Nous avons été victimes d’un événement sénégalo-mauritanien en 1989. D’ailleurs il y a eu d’autres événements avant et après.
L’événement de 1989 était un petit problème qui a opposé éleveurs et agriculteurs sénégalais et mauritaniens, et qui a même engendré les morts du côté sénégalais. Les autorités mauritaniennes ont profité de cette situation pour rapatrier les sénégalais et les maures mauritaniens. Elles ont profité également de ce rapatriement pour déporter les négro-mauritaniens vers le Sénégal et le Mali. Donc nous sommes là au Mali étant déportés, par les autorités mauritaniennes.
Est-ce qu’on peut savoir le nombre de réfugiés déportés qui vivent au Mali ?
En 1989-1990, les réfugié mauritaniens au Mali étaient au nombre de 16 000. Aujourd’hui, vue les conjonctures actuelles et passées, ils sont au nombre de 10.000. La plupart de ces réfugiés vivent dans la région de Kayes.

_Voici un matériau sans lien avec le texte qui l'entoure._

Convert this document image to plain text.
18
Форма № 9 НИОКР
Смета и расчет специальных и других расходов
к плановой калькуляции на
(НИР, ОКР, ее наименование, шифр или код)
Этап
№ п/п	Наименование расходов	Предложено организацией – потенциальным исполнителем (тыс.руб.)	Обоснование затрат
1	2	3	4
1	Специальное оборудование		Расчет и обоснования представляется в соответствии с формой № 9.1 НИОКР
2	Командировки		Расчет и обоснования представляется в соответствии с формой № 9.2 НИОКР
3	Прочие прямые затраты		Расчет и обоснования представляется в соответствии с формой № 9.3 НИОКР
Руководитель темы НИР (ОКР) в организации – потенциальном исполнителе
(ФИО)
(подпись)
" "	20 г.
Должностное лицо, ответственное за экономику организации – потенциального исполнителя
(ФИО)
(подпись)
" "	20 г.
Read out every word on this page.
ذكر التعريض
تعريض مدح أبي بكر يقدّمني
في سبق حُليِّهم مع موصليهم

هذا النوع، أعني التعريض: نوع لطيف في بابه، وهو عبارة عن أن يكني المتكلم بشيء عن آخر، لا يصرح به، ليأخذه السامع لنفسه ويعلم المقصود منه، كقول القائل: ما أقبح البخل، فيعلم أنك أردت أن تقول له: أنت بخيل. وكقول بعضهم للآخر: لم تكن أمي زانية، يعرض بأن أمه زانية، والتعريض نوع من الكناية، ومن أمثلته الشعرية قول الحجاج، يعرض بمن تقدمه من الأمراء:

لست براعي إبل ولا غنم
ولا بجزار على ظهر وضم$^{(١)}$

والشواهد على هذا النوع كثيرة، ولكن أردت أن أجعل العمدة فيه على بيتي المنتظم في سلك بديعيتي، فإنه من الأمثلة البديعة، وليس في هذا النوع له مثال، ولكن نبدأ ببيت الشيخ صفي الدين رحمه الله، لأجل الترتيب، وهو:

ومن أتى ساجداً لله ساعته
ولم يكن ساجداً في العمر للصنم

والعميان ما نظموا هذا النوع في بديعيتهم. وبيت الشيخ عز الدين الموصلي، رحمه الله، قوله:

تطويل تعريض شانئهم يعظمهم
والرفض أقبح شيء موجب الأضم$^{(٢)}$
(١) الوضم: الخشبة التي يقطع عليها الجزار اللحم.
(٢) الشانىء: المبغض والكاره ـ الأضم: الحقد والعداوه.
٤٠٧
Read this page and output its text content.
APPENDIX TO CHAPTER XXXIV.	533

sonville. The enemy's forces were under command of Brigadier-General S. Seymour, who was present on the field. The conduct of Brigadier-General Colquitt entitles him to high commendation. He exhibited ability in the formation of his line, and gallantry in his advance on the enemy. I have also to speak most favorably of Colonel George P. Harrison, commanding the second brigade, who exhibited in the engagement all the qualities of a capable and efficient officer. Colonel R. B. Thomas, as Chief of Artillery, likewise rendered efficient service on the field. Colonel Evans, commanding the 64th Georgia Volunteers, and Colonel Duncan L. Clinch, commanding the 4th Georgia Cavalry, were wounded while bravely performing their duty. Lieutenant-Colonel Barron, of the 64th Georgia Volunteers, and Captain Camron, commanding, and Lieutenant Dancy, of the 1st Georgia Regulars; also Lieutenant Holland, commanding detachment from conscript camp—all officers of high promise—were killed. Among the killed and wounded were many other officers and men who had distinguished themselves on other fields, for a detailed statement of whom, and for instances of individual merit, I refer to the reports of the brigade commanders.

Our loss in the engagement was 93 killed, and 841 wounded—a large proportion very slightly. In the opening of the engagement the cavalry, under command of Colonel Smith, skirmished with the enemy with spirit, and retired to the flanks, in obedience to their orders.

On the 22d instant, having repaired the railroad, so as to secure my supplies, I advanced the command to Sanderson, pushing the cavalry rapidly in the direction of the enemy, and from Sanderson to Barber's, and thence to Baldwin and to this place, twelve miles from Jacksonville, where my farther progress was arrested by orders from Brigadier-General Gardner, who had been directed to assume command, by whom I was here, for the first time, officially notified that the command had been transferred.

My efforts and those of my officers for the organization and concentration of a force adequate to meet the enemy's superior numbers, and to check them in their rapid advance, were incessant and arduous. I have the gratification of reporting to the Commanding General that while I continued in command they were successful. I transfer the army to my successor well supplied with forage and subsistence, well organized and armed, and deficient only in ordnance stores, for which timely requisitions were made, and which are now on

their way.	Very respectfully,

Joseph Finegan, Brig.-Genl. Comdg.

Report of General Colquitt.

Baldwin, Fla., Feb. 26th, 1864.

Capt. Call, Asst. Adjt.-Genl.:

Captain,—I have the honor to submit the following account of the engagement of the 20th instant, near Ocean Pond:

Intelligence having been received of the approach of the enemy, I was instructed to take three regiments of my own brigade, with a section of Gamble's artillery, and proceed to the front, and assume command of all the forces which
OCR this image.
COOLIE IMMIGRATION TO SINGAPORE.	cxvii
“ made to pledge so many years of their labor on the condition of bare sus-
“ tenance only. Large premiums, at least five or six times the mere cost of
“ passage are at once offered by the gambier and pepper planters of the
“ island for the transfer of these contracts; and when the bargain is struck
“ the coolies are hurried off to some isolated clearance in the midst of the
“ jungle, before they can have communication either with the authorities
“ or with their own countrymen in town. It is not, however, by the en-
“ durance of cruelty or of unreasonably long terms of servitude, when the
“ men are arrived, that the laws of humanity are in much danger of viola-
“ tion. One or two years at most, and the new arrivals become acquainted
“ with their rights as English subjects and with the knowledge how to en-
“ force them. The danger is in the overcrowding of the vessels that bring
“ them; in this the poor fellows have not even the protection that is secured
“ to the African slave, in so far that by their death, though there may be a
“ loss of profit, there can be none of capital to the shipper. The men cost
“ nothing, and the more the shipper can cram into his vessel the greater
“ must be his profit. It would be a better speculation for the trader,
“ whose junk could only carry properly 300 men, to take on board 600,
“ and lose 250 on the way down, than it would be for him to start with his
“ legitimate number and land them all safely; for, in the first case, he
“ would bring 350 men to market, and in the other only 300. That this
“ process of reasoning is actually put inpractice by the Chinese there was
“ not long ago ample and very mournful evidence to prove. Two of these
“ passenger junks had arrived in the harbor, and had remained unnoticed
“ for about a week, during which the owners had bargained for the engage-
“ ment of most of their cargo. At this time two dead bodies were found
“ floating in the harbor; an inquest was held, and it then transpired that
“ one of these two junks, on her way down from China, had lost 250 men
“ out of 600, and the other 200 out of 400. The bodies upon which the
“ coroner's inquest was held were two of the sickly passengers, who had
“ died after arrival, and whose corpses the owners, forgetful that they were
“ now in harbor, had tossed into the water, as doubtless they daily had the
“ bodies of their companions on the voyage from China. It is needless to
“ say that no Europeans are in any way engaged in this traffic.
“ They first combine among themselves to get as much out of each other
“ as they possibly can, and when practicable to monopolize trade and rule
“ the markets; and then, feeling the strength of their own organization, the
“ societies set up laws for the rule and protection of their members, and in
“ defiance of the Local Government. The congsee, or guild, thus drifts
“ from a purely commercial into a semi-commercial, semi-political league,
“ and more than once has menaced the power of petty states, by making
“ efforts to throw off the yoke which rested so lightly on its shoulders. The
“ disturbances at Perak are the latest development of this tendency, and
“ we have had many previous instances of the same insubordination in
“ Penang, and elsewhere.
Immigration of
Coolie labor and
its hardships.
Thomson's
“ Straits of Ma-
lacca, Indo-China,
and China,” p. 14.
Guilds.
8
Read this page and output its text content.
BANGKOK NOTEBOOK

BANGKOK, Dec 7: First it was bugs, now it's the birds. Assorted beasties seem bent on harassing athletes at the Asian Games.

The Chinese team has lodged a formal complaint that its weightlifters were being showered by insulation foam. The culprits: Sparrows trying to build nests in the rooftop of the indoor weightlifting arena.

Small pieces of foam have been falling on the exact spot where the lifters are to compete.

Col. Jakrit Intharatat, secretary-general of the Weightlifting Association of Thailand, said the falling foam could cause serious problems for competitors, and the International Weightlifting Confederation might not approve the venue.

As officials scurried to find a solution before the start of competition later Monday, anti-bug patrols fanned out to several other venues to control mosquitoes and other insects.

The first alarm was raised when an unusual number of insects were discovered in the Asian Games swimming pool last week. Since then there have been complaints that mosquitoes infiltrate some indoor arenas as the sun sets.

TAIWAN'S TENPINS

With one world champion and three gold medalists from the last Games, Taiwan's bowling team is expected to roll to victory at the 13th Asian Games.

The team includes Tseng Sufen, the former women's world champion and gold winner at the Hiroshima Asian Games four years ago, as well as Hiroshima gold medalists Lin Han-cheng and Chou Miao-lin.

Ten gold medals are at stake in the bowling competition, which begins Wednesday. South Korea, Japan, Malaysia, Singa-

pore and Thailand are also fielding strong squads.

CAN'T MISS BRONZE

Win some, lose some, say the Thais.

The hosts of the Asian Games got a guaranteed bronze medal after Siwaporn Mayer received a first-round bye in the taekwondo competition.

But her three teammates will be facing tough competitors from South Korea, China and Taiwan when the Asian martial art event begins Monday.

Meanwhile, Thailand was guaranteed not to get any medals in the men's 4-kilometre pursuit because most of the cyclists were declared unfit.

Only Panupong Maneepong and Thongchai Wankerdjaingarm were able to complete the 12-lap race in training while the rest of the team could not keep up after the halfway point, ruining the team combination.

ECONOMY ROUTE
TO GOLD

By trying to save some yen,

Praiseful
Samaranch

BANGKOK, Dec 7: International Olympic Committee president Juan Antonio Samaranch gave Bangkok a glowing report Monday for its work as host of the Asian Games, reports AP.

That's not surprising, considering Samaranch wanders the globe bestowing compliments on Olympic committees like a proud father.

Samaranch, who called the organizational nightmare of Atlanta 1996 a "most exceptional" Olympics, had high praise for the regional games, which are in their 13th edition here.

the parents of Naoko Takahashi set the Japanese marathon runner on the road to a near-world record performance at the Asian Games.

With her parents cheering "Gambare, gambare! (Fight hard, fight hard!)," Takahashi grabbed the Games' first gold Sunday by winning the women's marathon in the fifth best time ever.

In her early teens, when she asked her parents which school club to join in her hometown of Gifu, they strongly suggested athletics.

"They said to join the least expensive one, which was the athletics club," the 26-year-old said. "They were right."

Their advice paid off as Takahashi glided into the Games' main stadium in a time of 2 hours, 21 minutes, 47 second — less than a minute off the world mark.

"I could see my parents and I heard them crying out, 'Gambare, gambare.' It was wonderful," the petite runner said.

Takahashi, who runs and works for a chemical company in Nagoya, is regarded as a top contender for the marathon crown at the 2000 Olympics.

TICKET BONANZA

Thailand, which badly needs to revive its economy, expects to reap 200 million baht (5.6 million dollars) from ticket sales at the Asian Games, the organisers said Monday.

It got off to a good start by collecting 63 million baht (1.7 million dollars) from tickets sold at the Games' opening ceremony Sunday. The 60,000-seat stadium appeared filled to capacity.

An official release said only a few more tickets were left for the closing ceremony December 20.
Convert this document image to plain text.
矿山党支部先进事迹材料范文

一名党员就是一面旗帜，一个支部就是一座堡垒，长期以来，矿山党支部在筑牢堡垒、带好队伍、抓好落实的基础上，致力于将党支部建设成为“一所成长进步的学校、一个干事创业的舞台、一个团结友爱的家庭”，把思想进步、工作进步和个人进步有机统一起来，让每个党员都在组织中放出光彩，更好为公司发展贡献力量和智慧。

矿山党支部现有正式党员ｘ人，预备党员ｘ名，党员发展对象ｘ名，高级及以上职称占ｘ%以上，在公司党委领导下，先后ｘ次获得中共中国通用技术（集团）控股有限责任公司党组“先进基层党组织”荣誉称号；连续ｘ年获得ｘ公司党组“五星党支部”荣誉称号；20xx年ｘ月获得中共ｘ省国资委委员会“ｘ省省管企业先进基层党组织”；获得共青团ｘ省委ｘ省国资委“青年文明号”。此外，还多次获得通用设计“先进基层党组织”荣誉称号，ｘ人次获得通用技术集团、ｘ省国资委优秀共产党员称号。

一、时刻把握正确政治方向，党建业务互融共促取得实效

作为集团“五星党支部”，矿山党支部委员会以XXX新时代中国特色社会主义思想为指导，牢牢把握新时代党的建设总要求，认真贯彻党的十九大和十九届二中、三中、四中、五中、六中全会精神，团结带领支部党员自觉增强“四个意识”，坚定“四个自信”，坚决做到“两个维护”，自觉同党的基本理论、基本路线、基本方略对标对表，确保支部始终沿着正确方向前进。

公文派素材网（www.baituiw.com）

Quelles sont les exactions commises contre les négro-mauritaniens ?
Avant de parler d’exactions, il faut plutôt parler d’arrestations. Pourquoi les négro-mauritaniens sont la cible du pouvoir de Nouakchott ? D’abord le manifeste des négro-mauritaniens qui dénonce le racisme Beïdane est engendré par l’arrestation de jeunes cadres mauritaniens en 1986 ; en 1987, un coup d’Etat manqué des négro-mauritaniens qui a conduit à l’exécution sommaire de trois officiers négro-mauritaniens ; en 1989, plusieurs mauritaniens ont été assassinés dans la région de Kiffa et mis dans une fosse commune. En 1991-1992, il y a eu plus de 500 militaires négro-mauritaniens tués par le pouvoir sur une fausse information d’un coup d’Etat qui n’a jamais eu lieu.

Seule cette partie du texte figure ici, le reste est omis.